Plattenepithelkarzinoms
Jedes Jahr erkranken rund 132.000 Menschen an einem Plattenepithelkarzinom, auch Spinaliom genannt. Dieser weiße Hautkrebs kommt bei Männern häufiger vor als bei Frauen.
Plattenepithelkarzinoms
Jedes Jahr erkranken rund 132.000 Menschen an einem Plattenepithelkarzinom, auch Spinaliom genannt. Dieser weiße Hautkrebs kommt bei Männern häufiger vor als bei Frauen. Das mittlere Erkrankungsalter liegt bei 74 Jahren.
Typisch für diese weiße Hautkrebsart ist, dass sie über Jahre und Jahrzehnte langsam wächst.
Aussehen
Beim Plattenepithelkarzinom gibt es eine Vorstufe, die aktinische Keratose. Typisch dafür ist eine relativ scharf begrenzte Rötung, die kommen und gehen kann und die sich an der Oberfläche wie ganz feines Sandpapier anfühlt. Auf dieser Vorstufe entsteht beim Spinaliom irgendwann eine festhaftende Hornkruste, die ständig wächst und zu einem soliden Tumor wird.
Hat das Spinaliom einen Durchmesser von etwa einem Zentimeter erreicht, besteht eine gewisse Möglichkeit, dass sich Metastasen bilden.
Die aktinische Keratose tritt an Körperstellen auf, die häufig der Sonne ausgesetzt sind: an Nase, Stirn, Schläfen, Unterlippe und Handrücken. Da Männer oft kürzere oder weniger Haare als Frauen haben, sind bei ihnen auch Ohrspitzen, Nacken und Kopfhaut gefährdet.
Diagnostik
Um den Verdacht auf ein Plattenepithelkarzinom zu bestätigen, wird eine Gewebeprobe (Biopsie) entnommen und feingeweblich auf Zellen des weißen Hautkrebses untersucht. Wenn Risikofaktoren vorliegen – das Spinaliom zum Beispiel einen bestimmten Durchmesser überschreitet, bereits zu tief ins Gewebe eingedrungen oder das Immunsystem geschwächt ist –, werden außerdem die Lymphknoten mit Ultraschall untersucht.
Damit will der Arzt feststellen, ob sich in ihnen Krebszellen des Spinalioms finden. Bei ausgedehnten und stark in die Tiefe wachsenden Plattenepithelkarzinomen und wenn der Verdacht besteht, dass der Tumor Tochtergeschwülste in andere Organe (Fernmetastasen) abgesiedelt hat, kommen bildgebende Verfahren wie die Computertomographie in Frage.
Behandlung
Um die aktinische Keratose zu entfernen, gibt es verschiedene Verfahren. Dies sind zum einen operative Verfahren durch Laser oder Kältechirurgie. Bei der Kältechirurgie wird die betroffene Hautstelle für wenige Sekunden mit flüssigem Stickstoff behandelt, der eine Temperatur von etwa – 196 Grad Celsius hat.
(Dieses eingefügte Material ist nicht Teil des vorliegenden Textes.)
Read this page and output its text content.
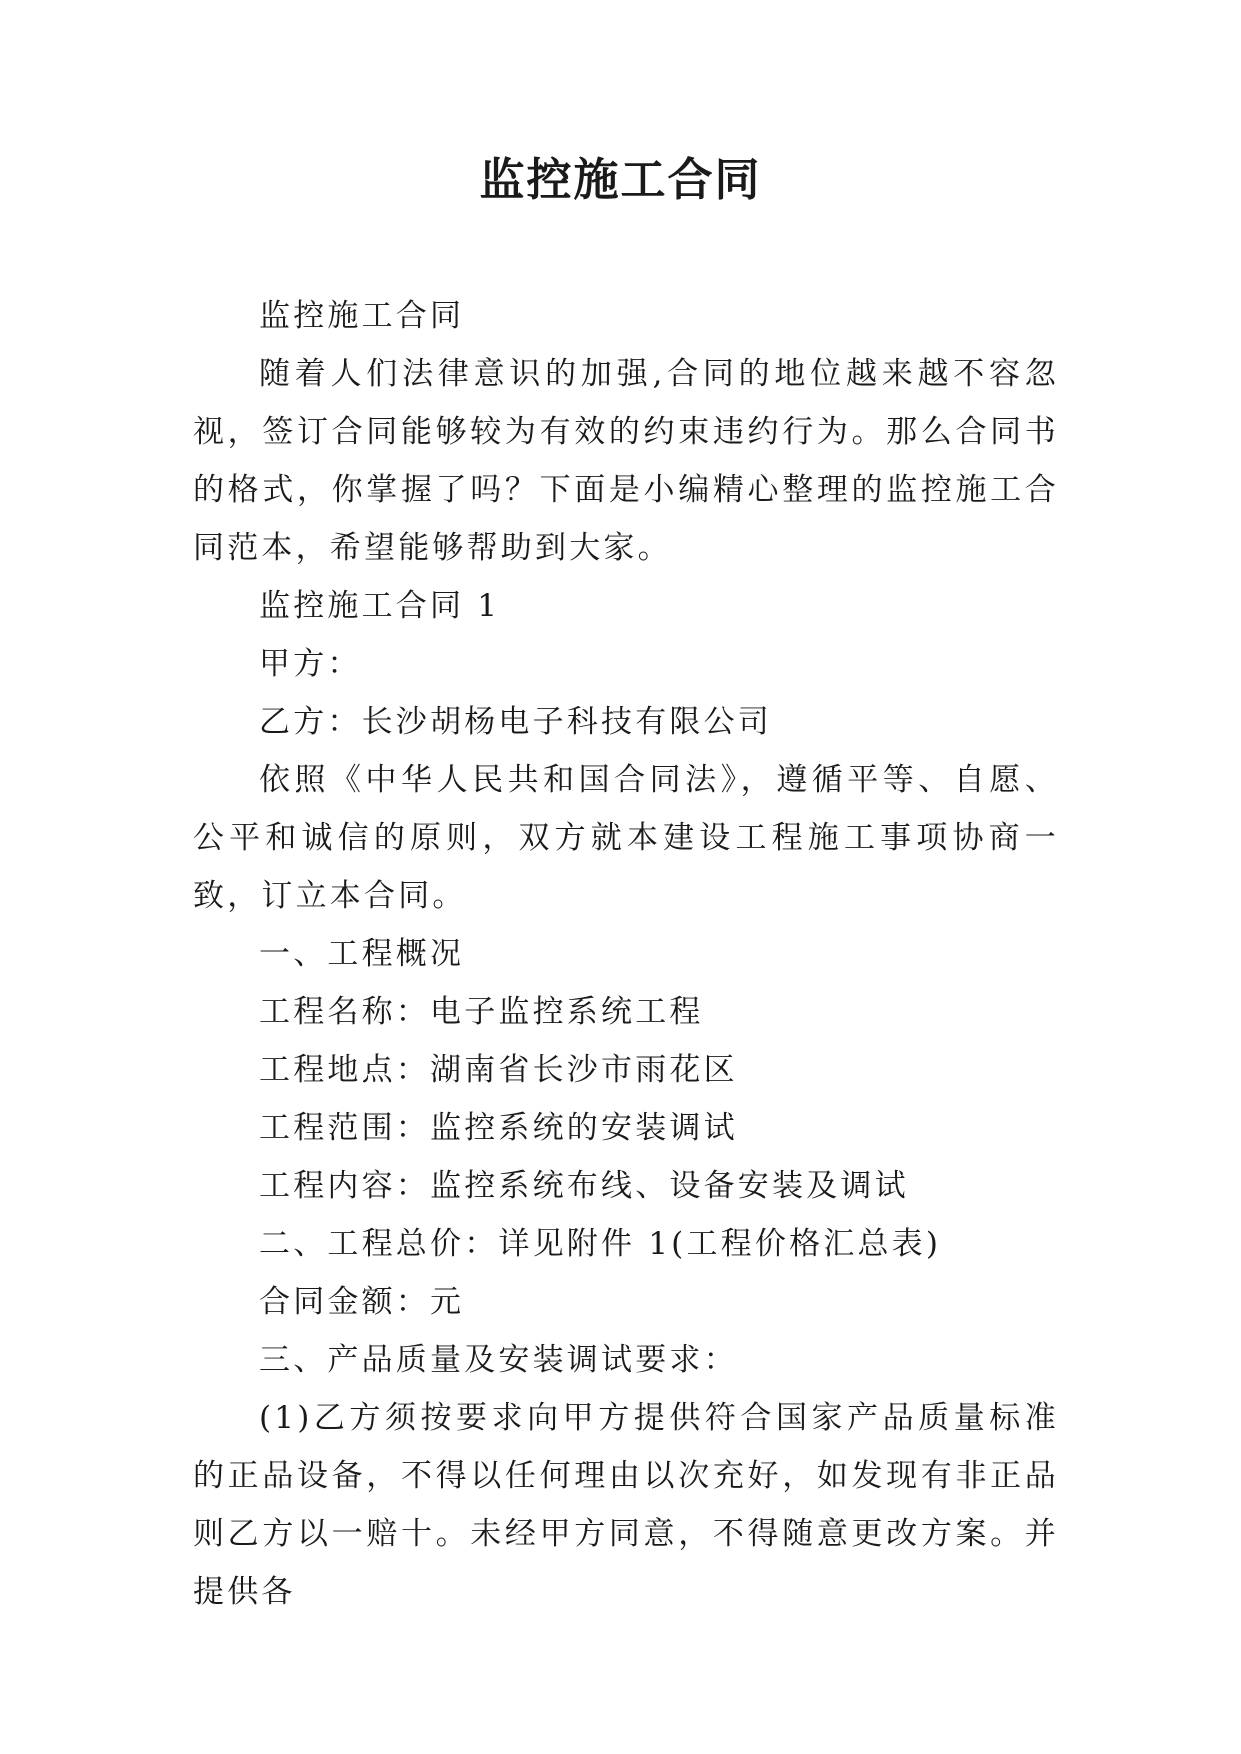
监控施工合同

监控施工合同

随着人们法律意识的加强,合同的地位越来越不容忽视，签订合同能够较为有效的约束违约行为。那么合同书的格式，你掌握了吗？下面是小编精心整理的监控施工合同范本，希望能够帮助到大家。

监控施工合同 1

甲方：

乙方：长沙胡杨电子科技有限公司

依照《中华人民共和国合同法》，遵循平等、自愿、公平和诚信的原则，双方就本建设工程施工事项协商一致，订立本合同。

一、工程概况

工程名称：电子监控系统工程

工程地点：湖南省长沙市雨花区

工程范围：监控系统的安装调试

工程内容：监控系统布线、设备安装及调试

二、工程总价：详见附件 1(工程价格汇总表)

合同金额：元

三、产品质量及安装调试要求：

(1)乙方须按要求向甲方提供符合国家产品质量标准的正品设备，不得以任何理由以次充好，如发现有非正品则乙方以一赔十。未经甲方同意，不得随意更改方案。并提供各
Zum anderen kann die photodynamische Therapie (PDT) zur Anwendung kommen. Dabei werden die betroffenen Hautstellen mit einem speziellen Wirkstoff behandelt und anschließend einem langwelligen Licht ausgesetzt – meist Rotlicht. Manchmal genügt auch Tageslicht, so dass Betroffene im Anschluss nach der Behandlung einfach eine Zeit lang ins Freie gehen können. Als weitere Behandlungsmöglichkeiten kommen eine lokale Chemotherapie oder eine lokale Immuntherapie in Frage.
Ist das Spinaliom noch nicht größer als ein bis zwei Zentimeter, besteht eine Heilungschance von nahezu 100 Prozent.
Nachsorge
Bei etwa der Hälfte der Menschen mit Plattenepithelkarzinom tritt innerhalb von fünf Jahren nach der Diagnose ein Zweittumor auf. Daher sind bei diesem weißen Hautkrebs in den ersten fünf Jahren Nachsorgeuntersuchungen beim Spinaliom besonders wichtig. Wie oft sie stattfinden, hängt von jedem Einzelfall ab. Im ersten Jahr sind kurze Abstände von einem Vierteljahr ratsam.